Omnibusse jener Baureihe wie jetzt in Moskau seien vor zirka acht bis zehn Jahren von russischen Abnehmern aufgekauft worden. „Es ist durchaus üblich, dass ältere Busse den Besitzer wechseln, und viele inzwischen in Osteuropa laufen“, erläutert Lautenbach. Im Gegensatz zu früher würden die Fahrzeuge neuerdings abgetakelt, das heißt, die Schriftzüge und Firmenembleme entfernt, so dass eine Zuordnung auf das „frühere Leben“ nicht so leicht nachzuvollziehen sei. Auch im Internet werden gebrauchte Busse lebhaft angeboten, wie sich auf zahlreichen Seiten nachvollziehen lässt.
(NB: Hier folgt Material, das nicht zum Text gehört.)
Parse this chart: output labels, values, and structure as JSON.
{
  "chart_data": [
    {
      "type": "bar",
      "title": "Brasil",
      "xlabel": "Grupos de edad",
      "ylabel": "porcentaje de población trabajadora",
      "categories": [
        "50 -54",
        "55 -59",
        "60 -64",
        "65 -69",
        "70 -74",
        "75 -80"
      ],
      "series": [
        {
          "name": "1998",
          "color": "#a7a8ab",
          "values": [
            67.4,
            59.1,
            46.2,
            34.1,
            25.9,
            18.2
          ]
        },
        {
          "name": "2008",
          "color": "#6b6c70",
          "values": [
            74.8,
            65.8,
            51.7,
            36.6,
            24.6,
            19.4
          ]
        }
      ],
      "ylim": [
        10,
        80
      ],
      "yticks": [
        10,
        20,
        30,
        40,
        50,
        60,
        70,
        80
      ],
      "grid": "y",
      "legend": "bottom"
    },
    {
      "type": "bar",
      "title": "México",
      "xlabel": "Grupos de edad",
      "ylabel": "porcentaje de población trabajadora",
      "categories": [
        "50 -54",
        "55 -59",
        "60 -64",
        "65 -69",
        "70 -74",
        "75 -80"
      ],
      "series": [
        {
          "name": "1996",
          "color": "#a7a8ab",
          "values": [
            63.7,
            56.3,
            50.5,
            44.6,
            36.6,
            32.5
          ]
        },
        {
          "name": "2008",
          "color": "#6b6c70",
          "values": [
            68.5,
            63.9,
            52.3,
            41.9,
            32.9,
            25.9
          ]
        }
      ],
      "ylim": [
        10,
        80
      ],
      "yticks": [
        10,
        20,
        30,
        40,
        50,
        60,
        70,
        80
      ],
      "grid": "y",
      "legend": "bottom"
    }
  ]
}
Mit den Abgasnormen in Westeuropa hänge der Verkauf der Busse zusammen, so Lautenbach. „Wenn ich heute einen Bus nach London oder Venedig schicke, und er hat nicht die entsprechende Umweltplakette, dann bin ich von vornherein mindestens 140 Euro an Strafe los“, sagt der Busunternehmer, der schon von verschiedenen Seiten immer wieder Hinweise über den Verbleib seiner Fahrzeuge bekommt. Einen seiner ehemaligen Busse habe er neulich im Fernsehen durchs Bild fahren sehen, berichtet Lautenbach – bei der Berichterstattung über die Kriegswirren in Afghanistan.